# ABC SoCal apprentice drug test



## Sammf1 (Oct 22, 2020)

How long after the interview do they send you to take drug test ? I don’t do drugs but I drink, might sound silly but do they check for alcohol ?


----------



## Wirenuting (Sep 12, 2010)

A breathalyzer works for booze.


----------



## MotoGP1199 (Aug 11, 2014)

If they tested for alcohol no painters would be allowed to work


----------



## Switched (Dec 23, 2012)

MotoGP1199 said:


> If they tested for alcohol no painters would be allowed to work


I was told I wouldn’t reach contractor status until I was a divorced alcoholic.

Seems to be the norm from my experience with too many contractors. My belief is it stems from not charging energy ugh to cover your expenses, pay yourself a salary, and make a profit.

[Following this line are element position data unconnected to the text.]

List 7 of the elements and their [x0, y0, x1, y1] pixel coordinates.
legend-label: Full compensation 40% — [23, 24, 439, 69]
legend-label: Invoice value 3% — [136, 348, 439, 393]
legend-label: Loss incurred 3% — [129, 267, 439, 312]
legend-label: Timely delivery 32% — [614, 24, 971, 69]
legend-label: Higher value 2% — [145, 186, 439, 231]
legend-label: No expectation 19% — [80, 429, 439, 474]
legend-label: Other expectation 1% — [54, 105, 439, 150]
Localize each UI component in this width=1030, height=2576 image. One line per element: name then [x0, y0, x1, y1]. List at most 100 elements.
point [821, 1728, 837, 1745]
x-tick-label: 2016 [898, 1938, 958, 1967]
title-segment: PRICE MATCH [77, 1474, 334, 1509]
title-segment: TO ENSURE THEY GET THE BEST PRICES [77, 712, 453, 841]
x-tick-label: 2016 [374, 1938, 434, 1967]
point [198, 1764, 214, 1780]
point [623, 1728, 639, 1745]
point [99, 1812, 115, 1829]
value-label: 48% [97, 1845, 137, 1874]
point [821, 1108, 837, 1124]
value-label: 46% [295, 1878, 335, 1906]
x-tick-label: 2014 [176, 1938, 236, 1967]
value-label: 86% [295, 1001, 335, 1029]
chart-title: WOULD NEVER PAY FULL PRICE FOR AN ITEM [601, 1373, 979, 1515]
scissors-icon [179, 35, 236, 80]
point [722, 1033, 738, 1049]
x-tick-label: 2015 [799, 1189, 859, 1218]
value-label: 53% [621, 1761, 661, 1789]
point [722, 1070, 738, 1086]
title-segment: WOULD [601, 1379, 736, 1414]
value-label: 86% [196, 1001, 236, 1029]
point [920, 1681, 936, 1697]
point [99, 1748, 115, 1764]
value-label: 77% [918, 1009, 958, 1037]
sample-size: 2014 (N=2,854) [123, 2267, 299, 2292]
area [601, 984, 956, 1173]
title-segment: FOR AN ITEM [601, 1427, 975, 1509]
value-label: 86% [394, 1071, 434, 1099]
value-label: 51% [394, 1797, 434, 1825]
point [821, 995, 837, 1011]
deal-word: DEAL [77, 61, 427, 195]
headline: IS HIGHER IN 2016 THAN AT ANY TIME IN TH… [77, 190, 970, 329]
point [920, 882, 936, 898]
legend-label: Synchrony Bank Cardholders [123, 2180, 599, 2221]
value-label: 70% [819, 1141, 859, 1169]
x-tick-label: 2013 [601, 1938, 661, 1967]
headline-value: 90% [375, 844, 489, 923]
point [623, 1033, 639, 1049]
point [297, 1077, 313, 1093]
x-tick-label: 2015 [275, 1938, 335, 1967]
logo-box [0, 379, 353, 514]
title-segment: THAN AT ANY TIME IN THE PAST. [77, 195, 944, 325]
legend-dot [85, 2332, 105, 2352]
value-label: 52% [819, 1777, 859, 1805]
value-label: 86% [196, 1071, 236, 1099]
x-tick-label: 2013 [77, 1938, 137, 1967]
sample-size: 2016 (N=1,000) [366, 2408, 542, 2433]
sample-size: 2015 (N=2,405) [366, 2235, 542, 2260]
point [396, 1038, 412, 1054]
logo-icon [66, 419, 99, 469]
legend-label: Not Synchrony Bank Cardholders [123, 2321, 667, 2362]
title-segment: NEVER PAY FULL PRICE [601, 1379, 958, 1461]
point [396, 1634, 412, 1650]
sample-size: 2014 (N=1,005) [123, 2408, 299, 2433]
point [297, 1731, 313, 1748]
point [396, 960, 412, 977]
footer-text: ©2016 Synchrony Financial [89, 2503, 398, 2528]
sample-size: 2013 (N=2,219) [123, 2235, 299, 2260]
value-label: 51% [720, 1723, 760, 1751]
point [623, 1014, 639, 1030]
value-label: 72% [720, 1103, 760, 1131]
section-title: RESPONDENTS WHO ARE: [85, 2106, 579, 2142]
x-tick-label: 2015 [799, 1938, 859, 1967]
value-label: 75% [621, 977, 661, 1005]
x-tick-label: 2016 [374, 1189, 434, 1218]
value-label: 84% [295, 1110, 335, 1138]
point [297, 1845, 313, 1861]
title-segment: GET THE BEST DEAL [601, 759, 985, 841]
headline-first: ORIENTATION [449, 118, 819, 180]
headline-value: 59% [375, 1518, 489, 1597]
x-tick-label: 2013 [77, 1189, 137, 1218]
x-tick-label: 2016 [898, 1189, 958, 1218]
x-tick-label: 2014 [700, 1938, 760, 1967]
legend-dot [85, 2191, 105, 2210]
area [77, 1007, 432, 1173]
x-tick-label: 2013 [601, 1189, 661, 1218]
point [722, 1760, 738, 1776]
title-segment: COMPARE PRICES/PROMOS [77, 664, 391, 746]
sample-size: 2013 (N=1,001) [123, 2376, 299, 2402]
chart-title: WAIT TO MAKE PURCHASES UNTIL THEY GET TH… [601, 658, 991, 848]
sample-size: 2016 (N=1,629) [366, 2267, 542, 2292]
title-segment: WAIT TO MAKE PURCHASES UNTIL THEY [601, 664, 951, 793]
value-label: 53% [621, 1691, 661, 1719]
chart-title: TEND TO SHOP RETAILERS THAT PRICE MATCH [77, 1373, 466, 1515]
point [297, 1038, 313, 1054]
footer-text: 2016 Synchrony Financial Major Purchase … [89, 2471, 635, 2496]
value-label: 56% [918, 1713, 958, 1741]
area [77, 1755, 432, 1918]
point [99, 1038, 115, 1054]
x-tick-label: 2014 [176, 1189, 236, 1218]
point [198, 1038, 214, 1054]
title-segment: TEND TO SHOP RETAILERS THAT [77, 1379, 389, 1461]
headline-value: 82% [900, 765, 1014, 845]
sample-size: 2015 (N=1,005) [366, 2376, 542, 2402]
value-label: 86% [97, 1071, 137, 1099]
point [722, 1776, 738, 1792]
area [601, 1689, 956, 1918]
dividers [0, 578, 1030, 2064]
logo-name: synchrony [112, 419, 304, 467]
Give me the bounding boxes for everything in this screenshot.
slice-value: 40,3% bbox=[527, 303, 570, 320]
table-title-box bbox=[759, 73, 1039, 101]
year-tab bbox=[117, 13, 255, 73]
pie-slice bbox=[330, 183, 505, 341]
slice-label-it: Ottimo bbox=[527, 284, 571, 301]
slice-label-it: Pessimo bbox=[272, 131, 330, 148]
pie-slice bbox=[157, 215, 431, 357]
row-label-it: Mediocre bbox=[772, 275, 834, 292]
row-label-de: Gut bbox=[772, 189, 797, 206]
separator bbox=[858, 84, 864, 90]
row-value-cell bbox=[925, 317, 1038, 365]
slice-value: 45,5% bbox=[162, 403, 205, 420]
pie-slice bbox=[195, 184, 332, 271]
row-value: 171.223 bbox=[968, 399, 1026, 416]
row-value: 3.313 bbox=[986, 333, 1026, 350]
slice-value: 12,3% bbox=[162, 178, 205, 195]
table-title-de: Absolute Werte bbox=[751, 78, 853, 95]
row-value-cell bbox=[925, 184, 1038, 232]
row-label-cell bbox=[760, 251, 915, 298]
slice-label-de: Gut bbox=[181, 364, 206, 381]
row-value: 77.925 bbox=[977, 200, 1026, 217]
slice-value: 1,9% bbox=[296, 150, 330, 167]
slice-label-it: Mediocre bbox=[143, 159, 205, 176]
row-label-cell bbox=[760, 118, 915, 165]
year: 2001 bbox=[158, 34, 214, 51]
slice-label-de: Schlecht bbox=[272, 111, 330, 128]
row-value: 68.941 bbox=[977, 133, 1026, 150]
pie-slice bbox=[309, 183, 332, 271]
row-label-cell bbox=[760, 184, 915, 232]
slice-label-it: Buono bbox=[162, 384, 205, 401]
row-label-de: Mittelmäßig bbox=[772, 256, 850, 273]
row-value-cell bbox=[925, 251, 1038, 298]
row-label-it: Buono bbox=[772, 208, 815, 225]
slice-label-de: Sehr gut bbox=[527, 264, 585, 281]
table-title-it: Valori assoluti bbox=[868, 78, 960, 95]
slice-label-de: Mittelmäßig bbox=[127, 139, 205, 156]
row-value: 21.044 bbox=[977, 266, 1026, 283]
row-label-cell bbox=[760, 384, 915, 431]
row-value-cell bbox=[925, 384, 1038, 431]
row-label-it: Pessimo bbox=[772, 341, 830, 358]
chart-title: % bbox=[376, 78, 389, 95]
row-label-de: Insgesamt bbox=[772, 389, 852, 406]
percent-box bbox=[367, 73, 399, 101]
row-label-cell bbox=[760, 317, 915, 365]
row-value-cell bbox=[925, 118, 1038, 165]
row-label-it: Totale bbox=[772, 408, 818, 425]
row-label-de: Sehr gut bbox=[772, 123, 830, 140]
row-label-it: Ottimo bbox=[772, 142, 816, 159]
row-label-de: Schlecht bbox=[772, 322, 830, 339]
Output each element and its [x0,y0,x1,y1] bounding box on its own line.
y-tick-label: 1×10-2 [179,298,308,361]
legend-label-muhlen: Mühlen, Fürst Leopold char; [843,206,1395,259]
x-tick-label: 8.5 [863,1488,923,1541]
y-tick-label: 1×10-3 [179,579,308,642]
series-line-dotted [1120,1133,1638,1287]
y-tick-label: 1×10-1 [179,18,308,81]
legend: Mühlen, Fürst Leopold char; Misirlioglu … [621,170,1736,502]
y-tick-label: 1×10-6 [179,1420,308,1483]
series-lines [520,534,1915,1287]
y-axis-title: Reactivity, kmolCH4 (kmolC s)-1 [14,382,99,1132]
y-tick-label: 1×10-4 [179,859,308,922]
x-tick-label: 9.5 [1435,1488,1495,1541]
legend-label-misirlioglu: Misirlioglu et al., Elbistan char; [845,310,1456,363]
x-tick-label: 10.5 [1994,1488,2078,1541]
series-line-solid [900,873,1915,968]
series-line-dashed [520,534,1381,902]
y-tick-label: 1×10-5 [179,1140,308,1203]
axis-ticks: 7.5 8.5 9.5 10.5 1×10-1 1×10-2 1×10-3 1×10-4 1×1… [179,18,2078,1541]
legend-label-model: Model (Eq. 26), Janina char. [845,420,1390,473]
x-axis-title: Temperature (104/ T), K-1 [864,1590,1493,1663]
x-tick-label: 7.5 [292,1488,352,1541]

if all is ****... might as well drink the day away!


----------



## brian john (Mar 11, 2007)

If you are an apprentice and you are worried about how your drinking habits might affect your chances of a job, it is time to quit drinking. A waste of money, not good for your health, and a DUI can end a career.


----------



## John Valdes (May 17, 2007)

Good question. I do not know if the local does a urine screen for alcohol, but there is one and it can be quite sensitive.
I was reading somewhere that some alcohol screens can detect alcohol use for up to a month!
I was very surprised. Had no idea they had a test like this.

Alcohol is legal and should be no reason for job discrimination. Now testing for alcohol on the job is something I support as this is the last place anyone should be drinking or using drugs.
If you do not take drugs I can see no reason you would fail a pre-emplyment drug screen.


----------